6. While OFAC regulations are not part of the BSA, evaluation of OFAC compliance is frequently included in BSA/AML examinations.  It is not the federal banking agencies’ primary role to identify OFAC violations, but rather to evaluate the sufficiency of a bank’s implementation of policies, procedures, and processes to ensure compliance with OFAC laws and regulations.  To facilitate the examiner’s understanding of the bank’s risk profile and to adequately establish the scope of the OFAC examination, the examiner should complete the following steps:

  • Review the bank’s OFAC risk assessment.  The risk assessment, which may be incorporated into the bank’s overall BSA/AML risk assessment, should consider the various types of products, services, customers, entities, transactions, and geographic locations in which the bank is engaged, including those that are processed by, through, or to the bank to identify potential OFAC exposure.
  • Review the bank’s independent testing of its OFAC compliance program.
  • Review correspondence received from OFAC and, as needed, the civil penalties area on OFAC’s Web site to determine whether the bank had any warning letters, fines, or penalties imposed by OFAC since the most recent examination.
  • Review correspondence between the bank and OFAC (e.g., periodic reporting of prohibited transactions and, if applicable, annual OFAC reports on blocked property).

In addition to the above, at larger, more complex banking organizations, examiners may complete various types of examinations throughout the supervisory plan or cycle to assess OFAC compliance.  These reviews may focus on one or more business lines. 

7. On the basis of the above examination procedures, in conjunction with the review of the bank’s BSA/AML risk assessment, develop an initial examination plan.  The examiner should adequately document the plan, as well as any changes to the plan that occur during the examination.  The scoping and planning process should ensure that the examiner is aware of the bank’s BSA/AML compliance program, OFAC compliance program, compliance history, and risk profile (i.e., products, services, customers, entities, transactions, and geographic locations).

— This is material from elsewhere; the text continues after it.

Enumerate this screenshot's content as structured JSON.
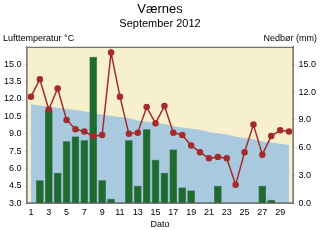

As necessary, additional core and expanded examination procedures may be completed.  While the examination plan may change at any time as a result of on-site findings, the initial risk assessment will enable the examiner to establish a reasonable scope for the BSA/AML review.  In order for the examination process to be successful, examiners must maintain open communication with the bank’s management and discuss relevant concerns as they arise.